SUMMARY: Just over 50 percent of voters (50.13 percent) approved Proposition 203 on November 2, 2010. The law removes state-level criminal penalties on the use and possession of marijuana by patients who have “written certification” from their physician that marijuana may alleviate his or her condition. The law took effect on April 14, 2011. Patients diagnosed with the following illnesses are afforded legal protection under this act: cancer; glaucoma; positive status for HIV or AIDS, hepatitis C, amyotrophic lateral sclerosis (Lou Gehrig’s disease), Crohn’s disease, agitation of Alzheimer’s disease or any chronic or debilitating medical condition or its treatment that produces one or more of the following: cachexia or wasting syndrome, severe or chronic pain, severe nausea, seizures, including those characteristic of epilepsy, severe or persistent muscle spasms, including those characteristic of multiple sclerosis, persistent muscle spasms or seizures, severe nausea or pain.

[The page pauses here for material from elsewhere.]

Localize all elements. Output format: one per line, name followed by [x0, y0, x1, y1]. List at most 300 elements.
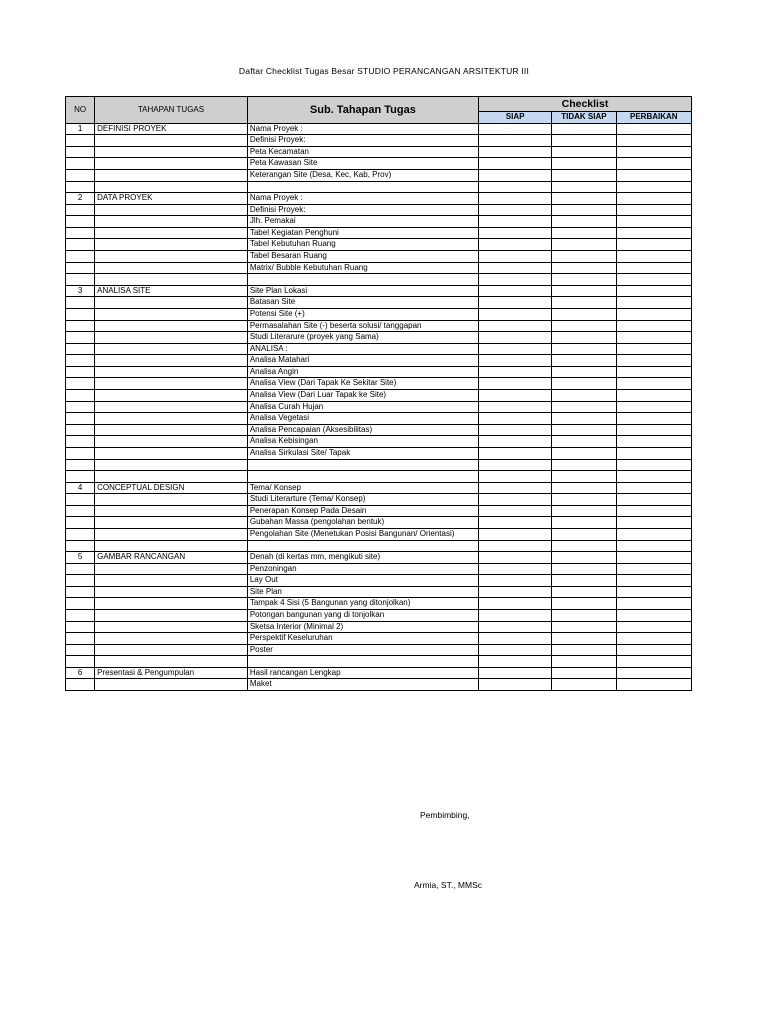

Other conditions will be subject to approval by the Arizona Department of Health Services. Patients (or their primary caregivers) may legally possess no more than two and one-half ounces of usable marijuana, and may cultivate no more than twelve marijuana plants in an “enclosed, locked facility.” The law establishes a confidential state-run patient registry that issues identification cards to qualifying patients. State-licensed nonprofit dispensaries may produce and dispense marijuana to authorized patients on a not-for-profit basis. Qualified patients who reside within 25 miles of a state-licensed dispensary facility will not be permitted to cultivate marijuana at home. Final rules for the program, physician certification forms, and a frequently asked questions (FAQs) page are all available online at the website of the Arizona Medical Marijuana Program here.

RECIPROCITY: Yes. The act defines a ‘visiting qualifying patient’ as a person ‘who has been diagnosed with a debilitating medical condition by a person who is licensed with authority to prescribe drugs to humans in the state of the person’s residence.’